Published: 15.01.2013 | Author: Svein Indrelid
Hystadmarka is a rich area of cultural heritage. (Jan Rabben).
For us it seems that the mounds in Hystadmarka are very inaccessible, hidden as they are in the forest and overgrown by heath and brushwood. But at the time they were built as memorials to the dead, the sea level was around 2 meters higher than it is today. The boggy area between Valevågen and Mjelkevika was then a sound with islets outside. The mounds were situated on both sides of the sound, quite visible for seafarers going past in a boat.
Some of the mounds have been damaged by robberies or other disturbance. The finds are rather few, for in the wet west Norwegian weather little is preserved of burial goods in such porous mounds.

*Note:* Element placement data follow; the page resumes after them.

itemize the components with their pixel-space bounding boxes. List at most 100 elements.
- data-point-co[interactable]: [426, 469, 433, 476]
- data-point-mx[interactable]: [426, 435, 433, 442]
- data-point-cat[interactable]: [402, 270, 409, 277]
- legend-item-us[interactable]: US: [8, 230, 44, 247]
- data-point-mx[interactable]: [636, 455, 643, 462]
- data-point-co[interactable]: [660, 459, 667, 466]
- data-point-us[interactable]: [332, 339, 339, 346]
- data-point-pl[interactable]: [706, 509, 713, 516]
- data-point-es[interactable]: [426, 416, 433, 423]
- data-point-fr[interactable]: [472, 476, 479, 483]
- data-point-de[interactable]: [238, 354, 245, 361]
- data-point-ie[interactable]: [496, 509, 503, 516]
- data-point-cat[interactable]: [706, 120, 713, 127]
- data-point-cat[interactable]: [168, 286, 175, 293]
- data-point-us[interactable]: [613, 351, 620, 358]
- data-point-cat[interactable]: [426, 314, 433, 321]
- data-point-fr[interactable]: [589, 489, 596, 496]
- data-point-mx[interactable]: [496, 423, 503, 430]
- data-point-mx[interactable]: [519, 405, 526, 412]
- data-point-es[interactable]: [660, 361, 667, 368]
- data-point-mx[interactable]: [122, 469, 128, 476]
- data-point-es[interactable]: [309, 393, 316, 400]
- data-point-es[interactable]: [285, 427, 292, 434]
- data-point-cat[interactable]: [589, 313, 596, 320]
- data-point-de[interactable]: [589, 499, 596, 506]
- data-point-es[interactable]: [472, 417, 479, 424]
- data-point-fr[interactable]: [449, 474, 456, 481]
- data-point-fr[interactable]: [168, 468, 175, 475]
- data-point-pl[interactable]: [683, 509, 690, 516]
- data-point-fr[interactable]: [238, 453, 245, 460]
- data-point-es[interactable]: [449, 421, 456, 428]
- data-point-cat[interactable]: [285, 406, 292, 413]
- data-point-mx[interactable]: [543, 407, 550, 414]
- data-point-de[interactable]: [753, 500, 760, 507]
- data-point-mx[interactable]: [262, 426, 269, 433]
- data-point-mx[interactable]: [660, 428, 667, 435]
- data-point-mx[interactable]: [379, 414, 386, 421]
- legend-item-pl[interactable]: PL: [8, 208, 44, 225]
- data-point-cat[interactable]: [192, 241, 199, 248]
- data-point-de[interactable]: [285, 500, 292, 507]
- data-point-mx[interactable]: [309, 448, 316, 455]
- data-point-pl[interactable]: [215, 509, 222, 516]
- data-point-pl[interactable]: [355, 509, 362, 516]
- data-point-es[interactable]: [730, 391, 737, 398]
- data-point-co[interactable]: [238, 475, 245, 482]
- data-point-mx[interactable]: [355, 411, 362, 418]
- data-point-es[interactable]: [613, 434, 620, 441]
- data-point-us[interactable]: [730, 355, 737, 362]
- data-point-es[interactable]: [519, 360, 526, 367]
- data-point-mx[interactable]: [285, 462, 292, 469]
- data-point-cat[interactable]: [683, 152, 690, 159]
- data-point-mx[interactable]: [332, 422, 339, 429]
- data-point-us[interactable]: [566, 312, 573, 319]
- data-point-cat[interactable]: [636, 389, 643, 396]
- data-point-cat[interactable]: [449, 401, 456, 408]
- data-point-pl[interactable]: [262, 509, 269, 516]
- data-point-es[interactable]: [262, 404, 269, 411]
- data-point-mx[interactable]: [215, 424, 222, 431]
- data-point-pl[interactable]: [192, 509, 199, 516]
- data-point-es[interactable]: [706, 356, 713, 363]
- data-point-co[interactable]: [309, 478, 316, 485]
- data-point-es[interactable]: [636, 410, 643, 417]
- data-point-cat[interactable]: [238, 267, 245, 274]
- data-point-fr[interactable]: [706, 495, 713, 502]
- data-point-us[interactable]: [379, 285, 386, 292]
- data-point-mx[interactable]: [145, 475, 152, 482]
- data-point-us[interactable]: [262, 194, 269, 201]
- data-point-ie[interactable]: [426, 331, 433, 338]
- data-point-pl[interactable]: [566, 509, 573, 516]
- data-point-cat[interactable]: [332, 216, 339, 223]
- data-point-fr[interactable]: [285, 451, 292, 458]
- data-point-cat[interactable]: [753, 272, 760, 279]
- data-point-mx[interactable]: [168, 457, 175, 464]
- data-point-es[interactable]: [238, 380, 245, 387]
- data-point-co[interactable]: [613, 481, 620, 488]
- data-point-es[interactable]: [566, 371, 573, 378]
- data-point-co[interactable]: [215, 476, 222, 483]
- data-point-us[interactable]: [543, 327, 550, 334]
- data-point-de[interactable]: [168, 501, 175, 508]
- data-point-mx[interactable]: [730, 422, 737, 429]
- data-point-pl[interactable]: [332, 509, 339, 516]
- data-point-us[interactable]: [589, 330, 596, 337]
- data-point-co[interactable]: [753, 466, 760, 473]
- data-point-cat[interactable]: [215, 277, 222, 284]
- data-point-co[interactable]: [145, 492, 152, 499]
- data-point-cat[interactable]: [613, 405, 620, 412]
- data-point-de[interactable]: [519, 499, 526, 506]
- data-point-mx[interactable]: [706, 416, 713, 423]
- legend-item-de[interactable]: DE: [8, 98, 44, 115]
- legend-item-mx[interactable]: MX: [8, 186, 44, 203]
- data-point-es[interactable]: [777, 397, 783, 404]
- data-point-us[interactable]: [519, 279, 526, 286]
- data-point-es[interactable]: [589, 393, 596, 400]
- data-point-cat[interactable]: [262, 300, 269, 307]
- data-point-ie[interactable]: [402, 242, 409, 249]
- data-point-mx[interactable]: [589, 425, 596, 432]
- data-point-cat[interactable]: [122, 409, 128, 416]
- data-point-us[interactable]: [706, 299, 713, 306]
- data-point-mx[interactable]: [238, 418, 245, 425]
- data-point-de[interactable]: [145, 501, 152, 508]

Some of the mounds in Hystadmarka have been used for burial several times over. In one of them as many as five stone sarcophagi from the Bronze Age have been found (see drawing). Two thousand years later Hystadmarka was again a burial place, as a graveyard for cholera victims.
Hystadmarka
Map over Hystadmarka with the recreation area. (after Høyland, O. (1966-1973) Stord bygdebok. Bd I, s. 94, og teknisk etat).
Gravfunn
In a mound on the west side of Valevågen (now removed), there were five graves. The sarcophagus of human length at the centre is probably from early Bronze Age (1500-1000) years BC, and is circled by a finely built wall (B). Outside the wall there are four small stone sarcophagi from early Bronze Age (C) 1000-500 years BC). T (after Bakka, E. i Høyland, O. (1966-1973) Stord bygdebok. Bd I, s. 100).
Kolerakyrkjegarden i Hystadmarka
A grave monument on the cholera churchyard in Hystadmarka. (Jan Rabben).
Burial urns
The urns from the stone sarcophagi in a mound in Hystadmarka are decorated with rows of prints from a fingernail, and can be dated to the late Bronze Age. They contain burned human bones. In a sarcophagus in another mound there was a bronze shaving knife, together with scraps of birch bark and burned bones. Shaving knives are common grave gifts in southern Scandinavian Bronze Age, but there are not many in our country. Together with tweezers and a needle or an awl, they belonged to a man’s toiletries. The shaving knife from Hystadmarka is from first part of the early Bronze Age, almost 1000 years BC.